Gail Brown is a curator and writer. She has an integral role in the crafts field today. Gail is passionate about discussing crafts, and curates with intelligence and experience. Gail is an extremely knowledgeable woman whose enthusiasm for the artist is apparent in every show that she curates.
What advice would you give a young artist?
I [would] pose rhetorical questions to ask one’s self privately:
How much does a career in the arts mean to me?
Do I have something to say? Am I saying it already?
Am I taking risks in my work in order to keep growing? When do I plan to begin?
Is anyone noticing?
Am I willing to address all the very necessary clerical stuff with the same passion I bring into the studio?
Am I willing to do my homework about the world outside school?
Do I understand that there are things I can control – my “best efforts” – and those I cannot?
Artists can make things more likely to happen with focused homework. [When it comes to] the gallery scene – which places are right to approach?[By] Asking other artists, who is good to do business with? [By] Presenting oneself in the most complete, professional way and [by] following up. “Educating” gallerists [sic] in the respectful treatment of oneself and all one’s peers. Helping to educate the gallerists [sic] and audience, etc. about my work and the field.

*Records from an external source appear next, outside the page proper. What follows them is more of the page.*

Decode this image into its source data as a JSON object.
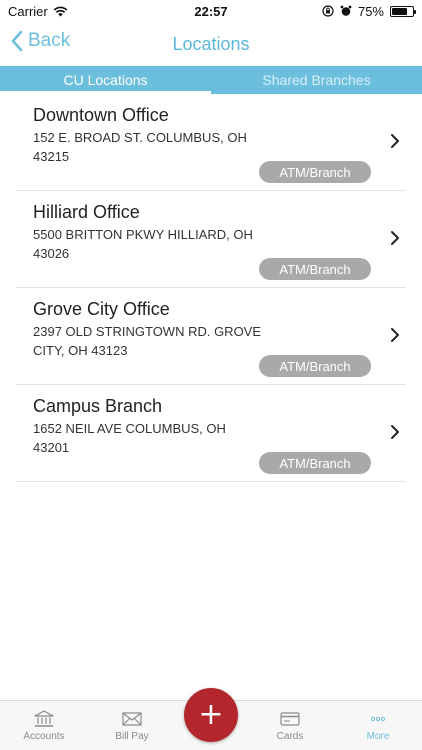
{
  "status_bar": {
    "carrier": "Carrier",
    "time": "22:57",
    "battery": "75%",
    "battery_level": 0.75
  },
  "nav": {
    "back_label": "Back",
    "title": "Locations"
  },
  "tabs": [
    {
      "label": "CU Locations",
      "active": true
    },
    {
      "label": "Shared Branches",
      "active": false
    }
  ],
  "locations": [
    {
      "name": "Downtown Office",
      "address": "152 E. BROAD ST. COLUMBUS, OH 43215",
      "type": "ATM/Branch"
    },
    {
      "name": "Hilliard Office",
      "address": "5500 BRITTON PKWY HILLIARD, OH 43026",
      "type": "ATM/Branch"
    },
    {
      "name": "Grove City Office",
      "address": "2397 OLD STRINGTOWN RD. GROVE CITY, OH 43123",
      "type": "ATM/Branch"
    },
    {
      "name": "Campus Branch",
      "address": "1652 NEIL AVE COLUMBUS, OH 43201",
      "type": "ATM/Branch"
    }
  ],
  "tabbar": {
    "accounts": "Accounts",
    "bill_pay": "Bill Pay",
    "add": "+",
    "cards": "Cards",
    "more": "More"
  },
  "colors": {
    "accent": "#6cbfdc",
    "fab": "#b3262c",
    "badge": "#a9a9a9"
  },
  "icons": {
    "wifi": "wifi-icon",
    "lock": "orientation-lock-icon",
    "alarm": "alarm-icon",
    "battery": "battery-icon",
    "back": "chevron-left-icon",
    "row": "chevron-right-icon",
    "accounts": "bank-icon",
    "bill_pay": "envelope-icon",
    "add": "plus-icon",
    "cards": "card-icon",
    "more": "ellipsis-icon"
  }
}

How did you get into curating shows? As a curator, you must really listen to the work that people are making. How does this affect the concepts you come up with for exhibitions?
I was trained as a printmaker – I innately understand the “attraction” of a person to a media. I have been watching, studying, asking [and] networking with artists for 40 years. I am a passionate member of the audience. I want to educate the audience to be a more receptive one for artists. I curate shows with a focus on a “breadth of possibilities”, to help the audience understand the riches offered: the range of imagination, ideas, issues, forms, process, skills and years of experience. I have curated 65 exhibitions across all media lines. Many exhibitions focused on content and personal ideas as well as material prowess and the development of one’s personal, visual vocabulary. I want the audience to sense and await “authentic, personal work.” What I wish for the next generation is a passionate, intense audience of their peers, one which becomes interested, experienced and knowledgeable and [that] parallels the artists’ journeys with those of their own as viewers. I spend a lot of time seeking opportunities to see the work of younger artists and to engage in dialogue with them – to begin the visual pleasures of fresh ideas, imagination and inspiration. Younger artists are always introduced in my exhibitions.